Mesajı Okuyun
Old 03-11-2009, 10:59   #6
Av.Habibe YILMAZ KAYAR

 
Varsayılan

Sn.Katılımcı

1-Anne olmak bütün kadınlar için haktır.Ayrıca anne olmak sebebi ile kadınların korunmasına ilişkin pek çok yasal düzenleme mevcuttur.

Anneler arasında çocuk sahibi olma bakımından medeni durumlarına göre ayrımcılık yapılamaz.Bu hem uluslararası sözleşmler hem de yasalarda ayrımcılık yasağının ihlali anlamına gelecektir.

Bu sebebple ayrıcılığa uğrar ve temel haklardan yararlanmanız engellenir ise ulusal ve uluslararası başvuru mekanizmalarına başvurabilirsiniz.

2-Evlilik dışı doğan çocuğun babasının soyadını alamaması ve nüfus hanesine yazılamamasına ilişkin olarak okuduklarınız eski uygulamayı göstermektedir.Gerçekten de 2002 yılında yürürlüğe giren Medeni Kanunda evlilik dışı doğan çocuğun soyadı olarak anne soyadı olacağı düzenlenmiş iken,bu konuda çocuklar ararsında ayrımcılığa yol açması sebebi ile Anayasa mahkemesine başvurular yapılmıştır.Bu başvurular henüz sounçlanmadan Nüfus Hizmetleri kanununda değişiklik yapılmış olup baba tarafıondan tanınan çocukların baba soyadını alacağı ve baba hanesine tesçil edileceği düzenlenmiştir.

Alıntı:
Nufus Hizmetleri Kanunu:
MADDE 28- (4) Tanınan çocuklar babalarının hanesine baba adı ve soyadı ile analarının kimlik ve kayıtlı olduğu yer bilgileri belirtilmek suretiyle tescil edilir.

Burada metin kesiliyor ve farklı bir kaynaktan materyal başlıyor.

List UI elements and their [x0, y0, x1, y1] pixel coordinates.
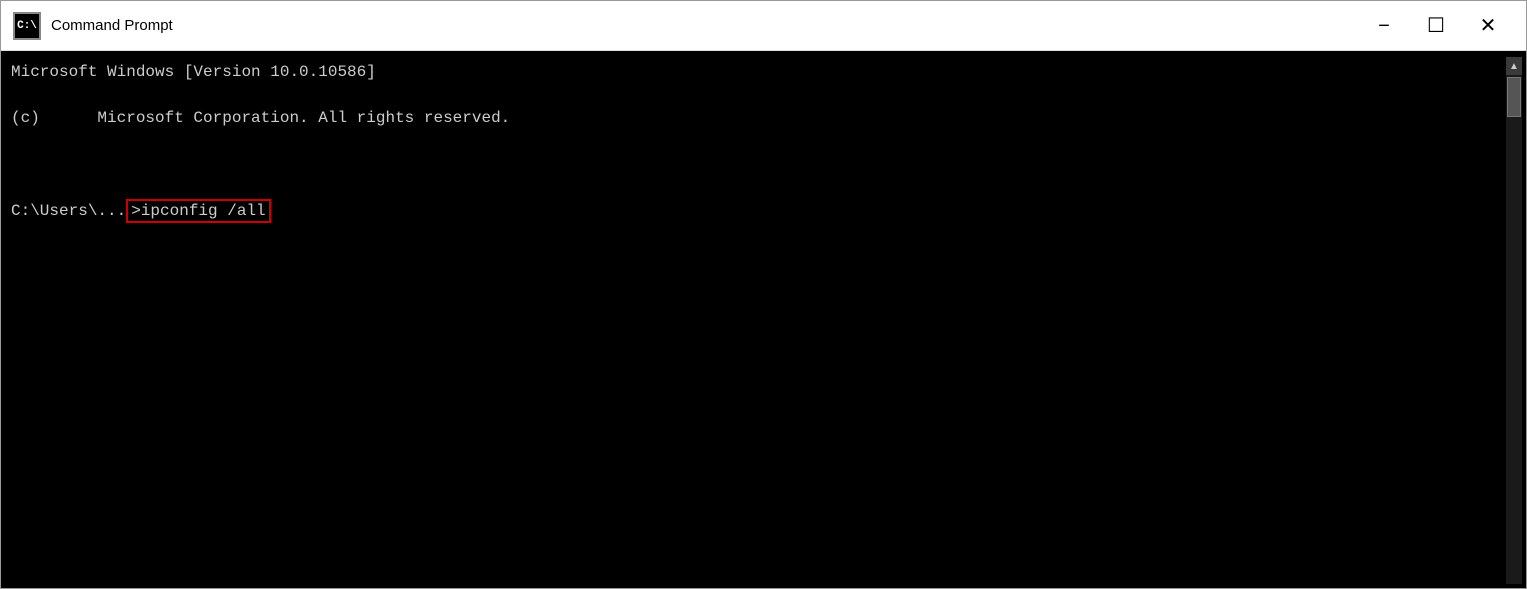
terminal-output[interactable]: Microsoft Windows [Version 10.0.10586] (…	[5, 57, 1506, 584]
prompt-line: C:\Users\... >ipconfig /all	[11, 200, 1500, 223]
scrollbar-thumb[interactable]	[1507, 77, 1521, 117]
command-text: >ipconfig /all	[131, 202, 265, 220]
output-line-3	[11, 154, 1500, 177]
close-button[interactable]: ✕	[1462, 1, 1514, 51]
window-title: Command Prompt	[51, 17, 1358, 34]
prompt-text: C:\Users\...	[11, 202, 126, 220]
window-controls: − ☐ ✕	[1358, 1, 1514, 51]
maximize-button[interactable]: ☐	[1410, 1, 1462, 51]
command-highlight: >ipconfig /all	[126, 199, 270, 223]
output-line-1: Microsoft Windows [Version 10.0.10586]	[11, 61, 1500, 84]
cmd-window: C:\ Command Prompt − ☐ ✕ Microsoft Windo…	[0, 0, 1527, 589]
scrollbar-up-button[interactable]: ▲	[1506, 57, 1522, 75]
title-bar: C:\ Command Prompt − ☐ ✕	[1, 1, 1526, 51]
scrollbar[interactable]: ▲	[1506, 57, 1522, 584]
terminal-body[interactable]: Microsoft Windows [Version 10.0.10586] (…	[1, 51, 1526, 588]
minimize-button[interactable]: −	[1358, 1, 1410, 51]
output-line-2: (c) Microsoft Corporation. All rights re…	[11, 107, 1500, 130]
app-icon: C:\	[13, 12, 41, 40]
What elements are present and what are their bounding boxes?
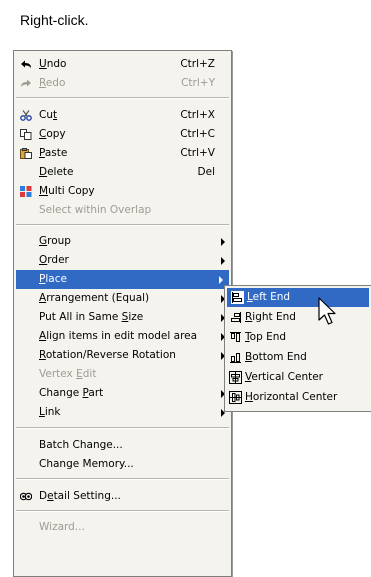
instruction-caption: Right-click. [20, 12, 89, 28]
right-end-icon [231, 312, 241, 323]
submenu-arrow-icon [221, 238, 225, 246]
undo-icon [21, 60, 31, 68]
shortcut-text: Ctrl+Z [180, 58, 215, 70]
horizontal-center-icon [229, 391, 242, 404]
menu-separator [16, 510, 229, 512]
scissors-icon [20, 110, 32, 121]
submenu-arrow-icon [221, 257, 225, 265]
menu-item-order[interactable]: Order [14, 251, 231, 270]
menu-item-copy[interactable]: Copy Ctrl+C [14, 125, 231, 144]
multi-copy-icon [20, 186, 32, 197]
menu-item-change-part[interactable]: Change Part [14, 384, 231, 403]
submenu-item-horizontal-center[interactable]: Horizontal Center [225, 388, 371, 407]
left-end-icon [231, 291, 244, 304]
submenu-item-vertical-center[interactable]: Vertical Center [225, 368, 371, 387]
menu-item-select-within-overlap[interactable]: Select within Overlap [14, 201, 231, 220]
menu-item-change-memory[interactable]: Change Memory... [14, 455, 231, 474]
menu-separator [16, 97, 229, 99]
menu-item-cut[interactable]: Cut Ctrl+X [14, 106, 231, 125]
copy-icon [20, 129, 32, 140]
redo-icon [21, 79, 31, 87]
detail-setting-icon [20, 492, 32, 501]
menu-item-link[interactable]: Link [14, 403, 231, 422]
menu-item-redo[interactable]: Redo Ctrl+Y [14, 74, 231, 93]
mouse-cursor-icon [318, 297, 336, 325]
menu-item-undo[interactable]: Undo Ctrl+Z [14, 55, 231, 74]
menu-item-align-items[interactable]: Align items in edit model area [14, 327, 231, 346]
menu-item-wizard[interactable]: Wizard... [14, 518, 231, 537]
menu-item-rotation[interactable]: Rotation/Reverse Rotation [14, 346, 231, 365]
shortcut-text: Ctrl+C [180, 128, 215, 140]
place-submenu: Left End Right End Top End Bottom End Ve… [224, 285, 371, 412]
menu-item-multi-copy[interactable]: Multi Copy [14, 182, 231, 201]
submenu-item-right-end[interactable]: Right End [225, 308, 371, 327]
shortcut-text: Ctrl+Y [181, 77, 215, 89]
menu-separator [16, 224, 229, 226]
bottom-end-icon [230, 353, 241, 363]
menu-item-vertex-edit[interactable]: Vertex Edit [14, 365, 231, 384]
paste-icon [20, 148, 32, 159]
context-menu: Undo Ctrl+Z Redo Ctrl+Y Cut Ctrl+X Copy … [13, 50, 232, 577]
menu-separator [16, 478, 229, 480]
menu-item-batch-change[interactable]: Batch Change... [14, 436, 231, 455]
menu-item-paste[interactable]: Paste Ctrl+V [14, 144, 231, 163]
shortcut-text: Ctrl+X [180, 109, 215, 121]
top-end-icon [230, 332, 241, 342]
shortcut-text: Del [197, 166, 215, 178]
menu-item-group[interactable]: Group [14, 232, 231, 251]
menu-separator [16, 427, 229, 429]
menu-item-place[interactable]: Place [16, 270, 229, 289]
menu-item-delete[interactable]: Delete Del [14, 163, 231, 182]
shortcut-text: Ctrl+V [180, 147, 215, 159]
menu-item-detail-setting[interactable]: Detail Setting... [14, 487, 231, 506]
vertical-center-icon [229, 371, 242, 384]
submenu-item-left-end[interactable]: Left End [227, 288, 369, 307]
submenu-item-bottom-end[interactable]: Bottom End [225, 348, 371, 367]
submenu-arrow-icon [219, 276, 223, 284]
menu-item-arrangement-equal[interactable]: Arrangement (Equal) [14, 289, 231, 308]
menu-item-put-all-same-size[interactable]: Put All in Same Size [14, 308, 231, 327]
submenu-item-top-end[interactable]: Top End [225, 328, 371, 347]
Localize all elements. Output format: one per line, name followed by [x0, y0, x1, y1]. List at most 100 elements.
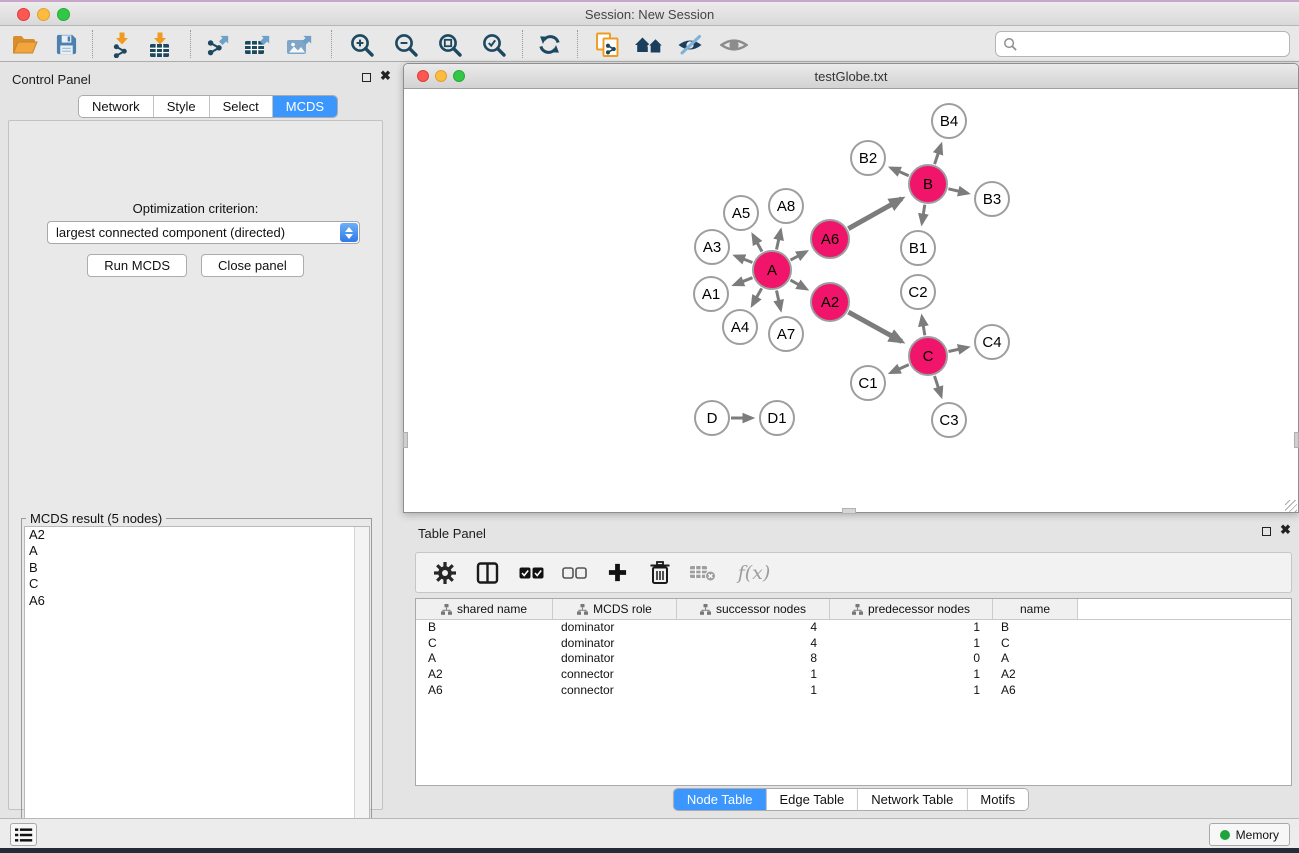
tab-network[interactable]: Network — [79, 96, 154, 117]
mcds-result-item[interactable]: A6 — [25, 593, 369, 609]
table-close-icon[interactable]: ✖ — [1280, 524, 1291, 536]
table-panel-title: Table Panel — [418, 526, 486, 541]
graph-edge-B-B2[interactable] — [891, 168, 909, 176]
zoom-out-button[interactable] — [392, 31, 420, 58]
zoom-selected-button[interactable] — [480, 31, 508, 58]
run-mcds-button[interactable]: Run MCDS — [87, 254, 187, 277]
gear-icon — [434, 562, 456, 584]
table-cell: A — [993, 651, 1078, 667]
table-float-icon[interactable] — [1262, 527, 1271, 536]
optimization-criterion-select[interactable]: largest connected component (directed) — [47, 221, 360, 244]
graph-edge-C-C3[interactable] — [935, 376, 942, 396]
toggle-columns-button[interactable] — [475, 559, 501, 587]
table-row[interactable]: Cdominator41C — [416, 636, 1291, 652]
tab-select[interactable]: Select — [210, 96, 273, 117]
memory-status-icon — [1220, 830, 1230, 840]
tab-mcds[interactable]: MCDS — [273, 96, 337, 117]
deselect-all-button[interactable] — [561, 559, 587, 587]
graph-edge-C-C4[interactable] — [949, 347, 968, 351]
select-all-button[interactable] — [518, 559, 544, 587]
graph-edge-A-A2[interactable] — [790, 280, 806, 289]
hide-graphics-details-button[interactable] — [676, 31, 704, 58]
mcds-list-scrollbar[interactable] — [354, 527, 369, 852]
graph-edge-A-A4[interactable] — [752, 288, 762, 305]
mcds-result-item[interactable]: C — [25, 576, 369, 592]
tab-style[interactable]: Style — [154, 96, 210, 117]
graph-edge-A-A3[interactable] — [735, 256, 752, 263]
table-cell: 1 — [677, 683, 830, 699]
delete-column-button[interactable] — [647, 559, 673, 587]
window-title: Session: New Session — [0, 7, 1299, 22]
table-cell: 1 — [830, 683, 993, 699]
mcds-result-item[interactable]: A — [25, 543, 369, 559]
table-row[interactable]: A6connector11A6 — [416, 683, 1291, 699]
table-row[interactable]: A2connector11A2 — [416, 667, 1291, 683]
show-neighbors-button[interactable] — [632, 31, 666, 58]
close-panel-icon[interactable]: ✖ — [380, 70, 391, 82]
window-resize-grip[interactable] — [1285, 500, 1297, 512]
splitter-handle-bottom[interactable] — [842, 508, 856, 514]
tab-node-table[interactable]: Node Table — [674, 789, 767, 810]
column-header-successor-nodes[interactable]: successor nodes — [677, 599, 830, 619]
memory-button[interactable]: Memory — [1209, 823, 1290, 846]
table-cell: 1 — [830, 620, 993, 636]
graph-edge-A-A5[interactable] — [753, 235, 762, 252]
graph-edge-B-B3[interactable] — [948, 189, 967, 194]
save-session-button[interactable] — [52, 31, 80, 58]
show-panels-list-button[interactable] — [10, 823, 37, 846]
table-cell: 1 — [830, 667, 993, 683]
tab-network-table[interactable]: Network Table — [858, 789, 967, 810]
mcds-result-item[interactable]: A2 — [25, 527, 369, 543]
network-canvas[interactable]: B4B2BB3A8A5A6A3B1AC2A1A2A4A7C4CC1C3DD1 — [404, 89, 1298, 512]
float-panel-icon[interactable] — [362, 73, 371, 82]
graph-edge-A6-B[interactable] — [848, 199, 902, 229]
tab-motifs[interactable]: Motifs — [967, 789, 1028, 810]
refresh-view-button[interactable] — [535, 31, 563, 58]
import-network-icon — [109, 32, 135, 58]
export-network-button[interactable] — [205, 31, 233, 58]
search-box — [995, 31, 1290, 57]
table-row[interactable]: Bdominator41B — [416, 620, 1291, 636]
graph-edge-A-A6[interactable] — [791, 252, 807, 260]
graph-edge-A2-C[interactable] — [848, 312, 901, 341]
table-cell: C — [993, 636, 1078, 652]
close-panel-button[interactable]: Close panel — [201, 254, 304, 277]
table-cell: 0 — [830, 651, 993, 667]
import-network-button[interactable] — [108, 31, 136, 58]
column-header-predecessor-nodes[interactable]: predecessor nodes — [830, 599, 993, 619]
graph-edge-A-A7[interactable] — [777, 291, 781, 310]
column-header-name[interactable]: name — [993, 599, 1078, 619]
graph-edge-B-B4[interactable] — [935, 145, 942, 164]
column-tree-icon — [852, 604, 863, 615]
table-toolbar: f(x) — [415, 552, 1292, 593]
birds-eye-view-button[interactable] — [720, 31, 748, 58]
import-table-button[interactable] — [146, 31, 174, 58]
table-cell: dominator — [553, 620, 677, 636]
graph-edge-C-C1[interactable] — [891, 365, 909, 373]
table-row[interactable]: Adominator80A — [416, 651, 1291, 667]
zoom-fit-button[interactable] — [436, 31, 464, 58]
graph-edge-C-C2[interactable] — [922, 317, 925, 336]
list-icon — [15, 827, 33, 843]
graph-node-label: C4 — [982, 334, 1001, 351]
export-image-button[interactable] — [287, 31, 315, 58]
create-column-button[interactable] — [604, 559, 630, 587]
splitter-handle-right[interactable] — [1294, 432, 1299, 448]
zoom-in-button[interactable] — [348, 31, 376, 58]
graph-node-label: C1 — [858, 375, 877, 392]
export-table-button[interactable] — [245, 31, 273, 58]
column-header-shared-name[interactable]: shared name — [416, 599, 553, 619]
desktop-edge-bottom — [0, 848, 1299, 853]
graph-edge-B-B1[interactable] — [922, 205, 925, 224]
column-header-mcds-role[interactable]: MCDS role — [553, 599, 677, 619]
mcds-result-item[interactable]: B — [25, 560, 369, 576]
open-session-button[interactable] — [11, 31, 39, 58]
graph-node-label: B2 — [859, 150, 877, 167]
search-input[interactable] — [1022, 37, 1272, 52]
tab-edge-table[interactable]: Edge Table — [766, 789, 858, 810]
graph-edge-A-A1[interactable] — [734, 278, 752, 285]
splitter-handle-left[interactable] — [403, 432, 408, 448]
duplicate-network-button[interactable] — [594, 31, 622, 58]
graph-edge-A-A8[interactable] — [777, 230, 781, 249]
table-settings-button[interactable] — [432, 559, 458, 587]
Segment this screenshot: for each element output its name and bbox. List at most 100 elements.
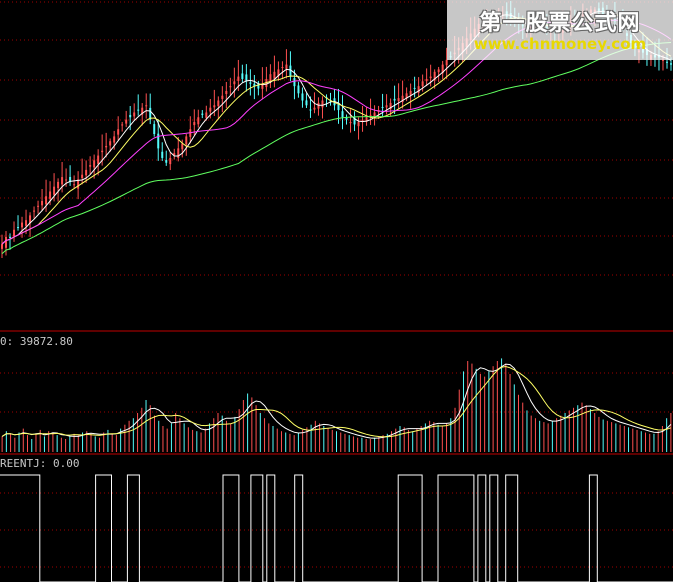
indicator-grid — [0, 492, 673, 568]
candle-body — [9, 236, 12, 238]
candle-body — [145, 105, 148, 107]
candle-body — [125, 119, 128, 124]
candle-body — [153, 124, 156, 135]
reentj-step-line — [0, 474, 673, 582]
candle-body — [369, 114, 372, 116]
candle-body — [293, 78, 296, 87]
candle-body — [93, 160, 96, 168]
volume-grid — [0, 372, 673, 413]
candle-body — [105, 145, 108, 148]
candle-body — [665, 61, 668, 63]
candle-body — [301, 93, 304, 101]
candle-body — [305, 100, 308, 106]
candle-body — [21, 222, 24, 228]
candle-body — [381, 106, 384, 108]
candle-body — [249, 82, 252, 84]
candle-body — [413, 87, 416, 89]
indicator-step-line — [0, 474, 673, 582]
candle-body — [341, 111, 344, 118]
candle-body — [213, 105, 216, 108]
candle-body — [285, 64, 288, 69]
candle-body — [41, 201, 44, 206]
candle-body — [169, 157, 172, 165]
watermark-title: 第一股票公式网 — [479, 11, 641, 36]
candle-body — [421, 81, 424, 87]
candle-body — [1, 244, 4, 249]
candle-body — [73, 184, 76, 186]
candle-body — [209, 107, 212, 112]
candle-body — [113, 136, 116, 143]
volume-ma-10 — [1, 365, 672, 438]
candle-body — [197, 117, 200, 125]
candle-body — [5, 236, 8, 248]
candle-body — [117, 129, 120, 135]
candle-body — [357, 122, 360, 127]
candle-body — [45, 196, 48, 205]
candle-body — [429, 76, 432, 79]
volume-panel-label: 0: 39872.80 — [0, 335, 73, 348]
candle-body — [193, 122, 196, 126]
candle-body — [233, 81, 236, 85]
candle-body — [241, 73, 244, 79]
candle-body — [237, 76, 240, 81]
candle-body — [273, 71, 276, 79]
candle-body — [397, 98, 400, 101]
candle-body — [437, 69, 440, 73]
candle-body — [165, 160, 168, 163]
candle-body — [177, 148, 180, 158]
candle-body — [53, 186, 56, 195]
candle-body — [129, 114, 132, 118]
candle-body — [121, 124, 124, 126]
candle-body — [161, 151, 164, 158]
volume-ma-lines — [1, 363, 672, 439]
candle-body — [361, 119, 364, 121]
candle-body — [425, 78, 428, 82]
stock-chart — [0, 0, 673, 582]
candle-body — [225, 90, 228, 95]
candle-body — [97, 155, 100, 164]
candle-body — [61, 177, 64, 185]
candle-body — [133, 112, 136, 117]
indicator-panel-label: REENTJ: 0.00 — [0, 457, 80, 470]
candle-body — [221, 95, 224, 99]
candle-body — [85, 169, 88, 176]
candle-body — [409, 90, 412, 95]
volume-bars — [1, 358, 672, 452]
candle-body — [309, 109, 312, 111]
candle-body — [349, 122, 352, 124]
candle-body — [321, 100, 324, 108]
candle-body — [201, 113, 204, 115]
candle-body — [37, 205, 40, 207]
candle-body — [217, 100, 220, 107]
candle-body — [669, 63, 672, 65]
candle-body — [101, 150, 104, 153]
candle-body — [445, 59, 448, 66]
candle-body — [89, 165, 92, 167]
candle-body — [17, 227, 20, 229]
candle-body — [81, 174, 84, 179]
candle-body — [109, 141, 112, 146]
candle-body — [297, 85, 300, 94]
candle-body — [373, 112, 376, 117]
candle-body — [385, 105, 388, 108]
candle-body — [25, 220, 28, 226]
candle-body — [289, 65, 292, 77]
candle-body — [185, 136, 188, 145]
candle-body — [205, 112, 208, 118]
candle-body — [345, 118, 348, 120]
watermark-banner: 第一股票公式网 www.chnmoney.com — [447, 0, 673, 60]
candle-body — [65, 179, 68, 181]
candle-body — [229, 86, 232, 88]
candle-body — [49, 191, 52, 199]
watermark-url: www.chnmoney.com — [473, 35, 647, 53]
candle-body — [33, 210, 36, 212]
candle-body — [393, 98, 396, 101]
candle-body — [57, 181, 60, 189]
candle-body — [337, 104, 340, 111]
candle-body — [281, 67, 284, 69]
candle-body — [13, 229, 16, 237]
candle-body — [313, 107, 316, 110]
candle-body — [137, 109, 140, 111]
candle-body — [269, 74, 272, 82]
candle-body — [181, 143, 184, 150]
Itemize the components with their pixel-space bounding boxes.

Son olarak Anayasa Mahkemesi de bu yapılan iptal başvurularını değerlendirmiş ve evlilik dışında doğan çocukların anne soyadınını alması yönündeki yasal düzenlemeyi iptal etmiş,bu konuda yeni düzenleme yapılmak üzere yasamaya bir yıllık süre tanımıştır.

Sanıyorum evlilik dışı çocuğun velayetinin annede olması ile bu durum karıştırılmaktadır.Bu iki konu tamamen farklıdır.

Sonuç olarak babaları tarafından tanınan çocuklar baba soyadını alır ve baba hanesine yazılır.Bu tartışmasızdır.

3-Babalık davası süreleree bağlanmıştır.Anne bakımından dava açma süresi bir yıl,çocuk bakımından 18 yaşına gelinceye kadar kayyım atanmasından itibaren bir yıl,ergin olduktan sonra bir yıl.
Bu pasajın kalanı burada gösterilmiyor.